Kredi derecelendirme kuruluşlarının son yaptıkları açıklamalarda, Zarrab davasına ilişkin yürütülen soruşturmanın Türk bankalarını ‘negatif not baskısı altında bırakabileceğinin ifade edilmeye başlandığını belirten Öztrak, “Bu gelişmeler bankacılık sistemimize güveni sarsabilir. Bunun sonucunda hem dış ticaretimiz hem küresel finansa ulaşmamız olumsuz etkilenir.

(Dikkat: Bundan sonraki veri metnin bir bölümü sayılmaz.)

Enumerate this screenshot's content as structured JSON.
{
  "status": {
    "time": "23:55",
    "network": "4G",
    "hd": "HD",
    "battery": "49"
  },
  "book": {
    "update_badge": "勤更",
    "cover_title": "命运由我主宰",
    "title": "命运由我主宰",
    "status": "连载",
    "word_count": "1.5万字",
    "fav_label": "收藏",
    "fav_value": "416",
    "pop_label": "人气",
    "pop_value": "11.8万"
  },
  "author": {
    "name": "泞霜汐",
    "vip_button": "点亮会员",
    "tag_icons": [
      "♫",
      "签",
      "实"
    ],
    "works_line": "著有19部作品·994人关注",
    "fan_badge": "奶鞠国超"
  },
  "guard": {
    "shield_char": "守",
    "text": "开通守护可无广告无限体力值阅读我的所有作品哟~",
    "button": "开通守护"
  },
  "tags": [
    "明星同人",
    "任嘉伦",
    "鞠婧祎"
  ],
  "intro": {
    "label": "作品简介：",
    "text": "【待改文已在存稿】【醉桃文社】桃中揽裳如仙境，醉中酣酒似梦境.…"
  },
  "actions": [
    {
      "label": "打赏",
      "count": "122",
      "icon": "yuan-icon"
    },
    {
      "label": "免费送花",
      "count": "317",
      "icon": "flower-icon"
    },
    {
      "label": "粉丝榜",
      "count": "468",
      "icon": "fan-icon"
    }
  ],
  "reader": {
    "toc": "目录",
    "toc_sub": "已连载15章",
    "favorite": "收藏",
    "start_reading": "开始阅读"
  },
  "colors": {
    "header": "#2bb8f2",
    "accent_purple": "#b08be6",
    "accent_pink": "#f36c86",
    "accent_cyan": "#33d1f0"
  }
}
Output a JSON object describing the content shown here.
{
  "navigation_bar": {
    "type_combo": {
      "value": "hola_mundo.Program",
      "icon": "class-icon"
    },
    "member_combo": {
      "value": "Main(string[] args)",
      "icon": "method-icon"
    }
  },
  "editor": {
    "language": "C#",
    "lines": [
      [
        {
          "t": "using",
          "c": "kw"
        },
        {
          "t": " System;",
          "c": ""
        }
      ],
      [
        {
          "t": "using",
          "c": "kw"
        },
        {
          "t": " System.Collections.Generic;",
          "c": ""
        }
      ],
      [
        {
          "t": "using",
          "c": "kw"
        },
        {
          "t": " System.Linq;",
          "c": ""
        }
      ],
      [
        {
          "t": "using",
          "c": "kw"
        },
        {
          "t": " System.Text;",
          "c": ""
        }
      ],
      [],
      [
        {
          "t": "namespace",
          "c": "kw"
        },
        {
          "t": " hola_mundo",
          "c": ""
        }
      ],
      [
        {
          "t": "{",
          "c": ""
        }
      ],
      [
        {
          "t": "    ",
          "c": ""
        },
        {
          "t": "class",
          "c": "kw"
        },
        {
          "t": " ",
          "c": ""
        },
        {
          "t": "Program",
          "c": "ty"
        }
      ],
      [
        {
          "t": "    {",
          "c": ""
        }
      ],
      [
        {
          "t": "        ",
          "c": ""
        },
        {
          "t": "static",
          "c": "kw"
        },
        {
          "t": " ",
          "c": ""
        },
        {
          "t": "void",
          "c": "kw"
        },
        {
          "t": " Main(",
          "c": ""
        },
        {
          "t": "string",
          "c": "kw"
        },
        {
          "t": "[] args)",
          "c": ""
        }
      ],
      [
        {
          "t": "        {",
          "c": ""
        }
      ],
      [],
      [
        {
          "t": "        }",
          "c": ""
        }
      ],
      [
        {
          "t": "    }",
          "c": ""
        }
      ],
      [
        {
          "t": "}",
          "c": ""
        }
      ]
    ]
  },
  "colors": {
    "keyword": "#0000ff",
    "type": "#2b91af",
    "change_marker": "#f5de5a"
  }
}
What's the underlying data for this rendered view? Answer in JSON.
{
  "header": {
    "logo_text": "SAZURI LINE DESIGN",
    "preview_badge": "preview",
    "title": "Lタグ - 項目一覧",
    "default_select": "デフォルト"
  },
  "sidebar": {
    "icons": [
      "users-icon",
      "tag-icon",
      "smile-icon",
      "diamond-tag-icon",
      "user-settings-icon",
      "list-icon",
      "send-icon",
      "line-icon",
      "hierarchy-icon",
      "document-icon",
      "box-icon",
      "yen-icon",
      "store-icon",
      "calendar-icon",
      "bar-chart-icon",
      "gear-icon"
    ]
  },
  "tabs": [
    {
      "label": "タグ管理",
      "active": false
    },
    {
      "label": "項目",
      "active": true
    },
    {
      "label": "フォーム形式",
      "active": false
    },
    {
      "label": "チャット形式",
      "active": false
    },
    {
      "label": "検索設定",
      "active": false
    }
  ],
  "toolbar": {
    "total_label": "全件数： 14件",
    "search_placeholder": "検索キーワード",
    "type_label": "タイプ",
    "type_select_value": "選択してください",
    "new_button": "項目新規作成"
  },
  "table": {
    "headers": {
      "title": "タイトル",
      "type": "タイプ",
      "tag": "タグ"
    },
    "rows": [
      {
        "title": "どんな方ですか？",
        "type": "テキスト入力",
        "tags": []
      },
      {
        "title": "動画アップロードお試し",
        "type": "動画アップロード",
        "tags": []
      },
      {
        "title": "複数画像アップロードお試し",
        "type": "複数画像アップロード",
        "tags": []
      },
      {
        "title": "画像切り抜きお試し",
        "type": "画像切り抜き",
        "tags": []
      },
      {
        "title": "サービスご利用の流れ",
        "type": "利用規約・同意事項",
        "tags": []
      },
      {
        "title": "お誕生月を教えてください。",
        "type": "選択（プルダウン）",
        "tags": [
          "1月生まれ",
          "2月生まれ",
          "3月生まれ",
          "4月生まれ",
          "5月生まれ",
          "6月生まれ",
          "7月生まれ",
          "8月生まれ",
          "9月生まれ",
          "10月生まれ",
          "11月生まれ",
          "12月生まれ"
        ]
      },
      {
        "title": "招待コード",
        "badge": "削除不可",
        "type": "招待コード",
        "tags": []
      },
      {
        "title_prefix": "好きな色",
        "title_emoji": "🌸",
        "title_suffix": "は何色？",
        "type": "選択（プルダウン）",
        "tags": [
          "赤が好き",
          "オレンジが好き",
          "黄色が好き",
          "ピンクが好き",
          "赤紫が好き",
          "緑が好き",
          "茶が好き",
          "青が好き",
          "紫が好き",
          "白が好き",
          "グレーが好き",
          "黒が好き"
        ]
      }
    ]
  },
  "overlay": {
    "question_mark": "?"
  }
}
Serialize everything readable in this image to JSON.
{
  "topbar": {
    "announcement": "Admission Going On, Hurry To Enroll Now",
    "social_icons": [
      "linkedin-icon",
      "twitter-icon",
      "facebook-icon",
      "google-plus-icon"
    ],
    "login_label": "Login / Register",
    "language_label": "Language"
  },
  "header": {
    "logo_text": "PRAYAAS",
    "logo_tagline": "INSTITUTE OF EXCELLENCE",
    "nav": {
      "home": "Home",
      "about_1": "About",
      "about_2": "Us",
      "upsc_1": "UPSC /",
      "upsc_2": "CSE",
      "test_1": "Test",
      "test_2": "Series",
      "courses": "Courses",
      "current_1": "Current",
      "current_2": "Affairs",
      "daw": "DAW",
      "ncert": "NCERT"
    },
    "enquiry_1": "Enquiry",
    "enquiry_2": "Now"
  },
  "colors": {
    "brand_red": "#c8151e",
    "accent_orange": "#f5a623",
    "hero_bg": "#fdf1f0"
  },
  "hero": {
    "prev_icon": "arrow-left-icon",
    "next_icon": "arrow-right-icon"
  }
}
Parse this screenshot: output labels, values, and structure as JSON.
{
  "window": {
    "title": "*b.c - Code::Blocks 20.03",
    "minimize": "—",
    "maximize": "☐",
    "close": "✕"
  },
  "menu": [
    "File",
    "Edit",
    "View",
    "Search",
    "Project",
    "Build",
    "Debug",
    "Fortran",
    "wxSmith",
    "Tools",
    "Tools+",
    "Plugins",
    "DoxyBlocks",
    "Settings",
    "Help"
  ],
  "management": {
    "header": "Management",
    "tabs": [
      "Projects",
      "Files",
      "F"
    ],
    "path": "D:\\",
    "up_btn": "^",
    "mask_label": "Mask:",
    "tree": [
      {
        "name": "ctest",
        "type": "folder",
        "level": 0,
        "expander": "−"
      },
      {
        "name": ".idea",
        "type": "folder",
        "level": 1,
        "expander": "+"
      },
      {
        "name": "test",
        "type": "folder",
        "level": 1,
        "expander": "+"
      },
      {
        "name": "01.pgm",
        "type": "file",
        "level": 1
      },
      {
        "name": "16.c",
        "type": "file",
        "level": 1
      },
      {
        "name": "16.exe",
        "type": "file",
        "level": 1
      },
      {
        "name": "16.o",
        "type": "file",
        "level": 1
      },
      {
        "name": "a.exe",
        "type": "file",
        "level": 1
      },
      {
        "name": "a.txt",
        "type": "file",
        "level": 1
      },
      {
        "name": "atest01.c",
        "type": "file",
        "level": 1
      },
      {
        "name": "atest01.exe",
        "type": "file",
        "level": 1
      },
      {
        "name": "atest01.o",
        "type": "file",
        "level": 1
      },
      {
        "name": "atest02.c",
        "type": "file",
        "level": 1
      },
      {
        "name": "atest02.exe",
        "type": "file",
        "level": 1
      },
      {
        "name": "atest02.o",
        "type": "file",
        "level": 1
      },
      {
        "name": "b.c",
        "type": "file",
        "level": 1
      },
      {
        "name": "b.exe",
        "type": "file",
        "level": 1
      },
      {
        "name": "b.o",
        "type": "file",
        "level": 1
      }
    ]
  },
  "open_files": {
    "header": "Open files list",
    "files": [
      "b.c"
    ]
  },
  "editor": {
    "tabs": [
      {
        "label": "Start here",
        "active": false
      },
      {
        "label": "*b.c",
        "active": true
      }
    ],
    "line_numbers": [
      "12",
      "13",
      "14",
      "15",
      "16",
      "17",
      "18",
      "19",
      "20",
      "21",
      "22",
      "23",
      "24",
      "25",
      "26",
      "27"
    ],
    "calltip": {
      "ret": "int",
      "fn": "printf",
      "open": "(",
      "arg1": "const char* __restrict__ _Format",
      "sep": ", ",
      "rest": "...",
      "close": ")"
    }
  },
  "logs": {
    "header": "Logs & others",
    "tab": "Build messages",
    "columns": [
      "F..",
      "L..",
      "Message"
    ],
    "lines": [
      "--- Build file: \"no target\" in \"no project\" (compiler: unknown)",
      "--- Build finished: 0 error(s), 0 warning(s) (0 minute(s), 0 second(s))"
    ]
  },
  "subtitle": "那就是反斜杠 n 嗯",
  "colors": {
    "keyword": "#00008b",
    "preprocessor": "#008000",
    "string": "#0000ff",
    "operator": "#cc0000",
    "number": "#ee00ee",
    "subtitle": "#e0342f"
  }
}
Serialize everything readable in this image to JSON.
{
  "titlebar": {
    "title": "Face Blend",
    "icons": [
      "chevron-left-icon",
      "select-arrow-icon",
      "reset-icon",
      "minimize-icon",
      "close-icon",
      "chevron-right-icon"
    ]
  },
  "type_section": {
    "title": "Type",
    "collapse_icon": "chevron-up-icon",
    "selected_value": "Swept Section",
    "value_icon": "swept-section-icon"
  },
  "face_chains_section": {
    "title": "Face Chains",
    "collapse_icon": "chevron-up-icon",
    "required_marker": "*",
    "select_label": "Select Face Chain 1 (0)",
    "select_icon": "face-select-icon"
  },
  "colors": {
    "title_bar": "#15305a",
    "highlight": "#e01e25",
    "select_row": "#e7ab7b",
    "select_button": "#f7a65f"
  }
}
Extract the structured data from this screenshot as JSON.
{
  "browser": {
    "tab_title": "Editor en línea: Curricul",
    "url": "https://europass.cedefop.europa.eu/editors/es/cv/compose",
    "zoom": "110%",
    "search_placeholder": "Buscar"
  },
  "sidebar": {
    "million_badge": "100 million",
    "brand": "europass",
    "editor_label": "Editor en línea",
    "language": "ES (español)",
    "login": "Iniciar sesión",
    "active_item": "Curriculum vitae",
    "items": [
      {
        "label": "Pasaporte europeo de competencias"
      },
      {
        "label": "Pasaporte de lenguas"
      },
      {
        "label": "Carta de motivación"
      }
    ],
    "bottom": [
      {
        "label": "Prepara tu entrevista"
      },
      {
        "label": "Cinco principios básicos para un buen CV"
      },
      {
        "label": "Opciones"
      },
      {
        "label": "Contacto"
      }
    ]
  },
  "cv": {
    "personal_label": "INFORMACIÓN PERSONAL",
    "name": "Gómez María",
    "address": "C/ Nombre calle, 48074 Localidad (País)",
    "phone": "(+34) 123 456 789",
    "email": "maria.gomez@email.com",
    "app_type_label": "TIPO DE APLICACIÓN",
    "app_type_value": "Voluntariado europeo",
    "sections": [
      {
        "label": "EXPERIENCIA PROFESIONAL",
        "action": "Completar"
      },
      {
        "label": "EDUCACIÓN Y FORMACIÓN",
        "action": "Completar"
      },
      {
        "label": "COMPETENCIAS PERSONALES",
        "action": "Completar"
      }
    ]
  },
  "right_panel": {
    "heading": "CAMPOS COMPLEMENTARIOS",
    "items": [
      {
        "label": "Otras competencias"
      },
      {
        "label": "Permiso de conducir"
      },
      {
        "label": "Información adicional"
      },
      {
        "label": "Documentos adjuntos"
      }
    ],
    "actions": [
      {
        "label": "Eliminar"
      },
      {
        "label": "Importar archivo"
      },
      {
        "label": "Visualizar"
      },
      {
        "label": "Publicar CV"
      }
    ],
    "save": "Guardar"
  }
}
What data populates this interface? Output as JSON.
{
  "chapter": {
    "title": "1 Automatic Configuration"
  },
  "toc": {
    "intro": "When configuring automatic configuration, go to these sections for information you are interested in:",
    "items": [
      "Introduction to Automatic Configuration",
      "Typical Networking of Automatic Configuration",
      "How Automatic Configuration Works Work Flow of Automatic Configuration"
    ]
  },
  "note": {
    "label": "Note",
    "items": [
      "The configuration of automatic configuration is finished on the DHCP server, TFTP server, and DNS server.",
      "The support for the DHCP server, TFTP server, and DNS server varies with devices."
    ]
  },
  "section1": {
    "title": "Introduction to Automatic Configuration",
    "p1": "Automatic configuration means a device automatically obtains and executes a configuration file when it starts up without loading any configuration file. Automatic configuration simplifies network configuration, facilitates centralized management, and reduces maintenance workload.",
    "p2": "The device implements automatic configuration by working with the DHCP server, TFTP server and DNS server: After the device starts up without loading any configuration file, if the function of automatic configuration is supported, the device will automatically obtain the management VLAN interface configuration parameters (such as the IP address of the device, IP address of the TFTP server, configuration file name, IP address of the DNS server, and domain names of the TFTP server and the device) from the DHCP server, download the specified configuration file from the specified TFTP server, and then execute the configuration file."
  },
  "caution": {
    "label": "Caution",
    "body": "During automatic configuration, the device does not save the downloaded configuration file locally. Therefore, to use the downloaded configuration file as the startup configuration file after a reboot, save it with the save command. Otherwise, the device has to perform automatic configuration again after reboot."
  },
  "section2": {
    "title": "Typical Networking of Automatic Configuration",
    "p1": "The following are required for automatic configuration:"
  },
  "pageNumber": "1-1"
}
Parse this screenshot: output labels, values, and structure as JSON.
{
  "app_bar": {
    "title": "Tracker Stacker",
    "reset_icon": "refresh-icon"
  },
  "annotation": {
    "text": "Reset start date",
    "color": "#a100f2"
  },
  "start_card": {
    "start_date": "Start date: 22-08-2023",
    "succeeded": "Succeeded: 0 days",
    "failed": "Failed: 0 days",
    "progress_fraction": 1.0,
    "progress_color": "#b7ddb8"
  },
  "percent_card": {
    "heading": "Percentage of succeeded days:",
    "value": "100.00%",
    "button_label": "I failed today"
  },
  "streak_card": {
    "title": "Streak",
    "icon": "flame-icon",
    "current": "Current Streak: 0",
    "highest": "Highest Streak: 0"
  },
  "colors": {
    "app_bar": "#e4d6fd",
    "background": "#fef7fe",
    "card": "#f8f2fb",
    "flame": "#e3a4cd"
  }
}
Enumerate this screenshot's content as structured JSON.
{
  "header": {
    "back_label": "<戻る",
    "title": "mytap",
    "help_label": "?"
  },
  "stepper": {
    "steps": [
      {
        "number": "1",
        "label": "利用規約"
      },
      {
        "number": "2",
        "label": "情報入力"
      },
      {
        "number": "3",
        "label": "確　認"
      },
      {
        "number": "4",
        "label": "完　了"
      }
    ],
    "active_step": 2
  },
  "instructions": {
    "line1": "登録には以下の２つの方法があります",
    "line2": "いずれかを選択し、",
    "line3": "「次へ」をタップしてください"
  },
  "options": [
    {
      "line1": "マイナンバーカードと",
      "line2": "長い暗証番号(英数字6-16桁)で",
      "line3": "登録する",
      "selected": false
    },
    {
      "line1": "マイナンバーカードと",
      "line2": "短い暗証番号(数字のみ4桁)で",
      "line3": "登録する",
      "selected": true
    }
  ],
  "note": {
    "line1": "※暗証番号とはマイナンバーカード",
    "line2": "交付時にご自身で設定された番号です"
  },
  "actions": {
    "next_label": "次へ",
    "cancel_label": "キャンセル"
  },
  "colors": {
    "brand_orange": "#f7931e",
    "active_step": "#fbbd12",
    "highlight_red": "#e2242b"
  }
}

Zaten sıkıntıda olan ekonomimizde ciddi yaralar açabilir” dedi.
Zarrab davasının giderek Türkiye’nin yumuşak karnı haline geldiğine dikkat çeken Faik Öztrak’ın T24’e değerlendirmeleri şöyle:
2006’da Birleşmiş Milletler öncülüğünde, İran’ın uranyum zenginleştirme programını engelleyebilmek amacıyla başlatılan ambargolar, bu ülkenin uluslararası finans ve ticaret sistemine erişimine büyük darbe vurdu. ABD’nin kendi başına uygulamaya koyduğu bir takım ambargo ve engeller de bu süreçte etkili oldu. İran’ın karşı karşıya kaldığı bu finansal kıskacı aşabilmek adına, eski Cumhurbaşkanı Ahmedinejad döneminde, bir takım alternatif yollar aramaya başladığını gördük. Ancak, daha sonra İran, bu dolambaçlı işler esnasında kaybettiği paraların peşine düşüldü. Bu operasyonda yer alan İranlı aktörler bu ülkede yargı önüne çıkarıldı hatta bu operasyonu yürüttüğü söylenen şahıs idam cezası aldı.
Bu operasyonların Türkiye ayağında yer alan Reza Zarrab ise şu anda ABD’de yargılanıyor. Davanın konusu, ABD’nin İran’a uyguladığı yaptırımları yasadışı yollarla delmek, ABD kurumlarını dolandırmak, bankacılık sistemine karşı dolandırıcılık, kara para aklamak. Bu dava henüz sonuçlanmadı ancak Zarrab’ın tanık sıfatıyla bu konuda önemli bilgileri ABD makamlarıyla paylaştığına dönük algı, artık hükümet kanadında da ağırlık kazanıyor.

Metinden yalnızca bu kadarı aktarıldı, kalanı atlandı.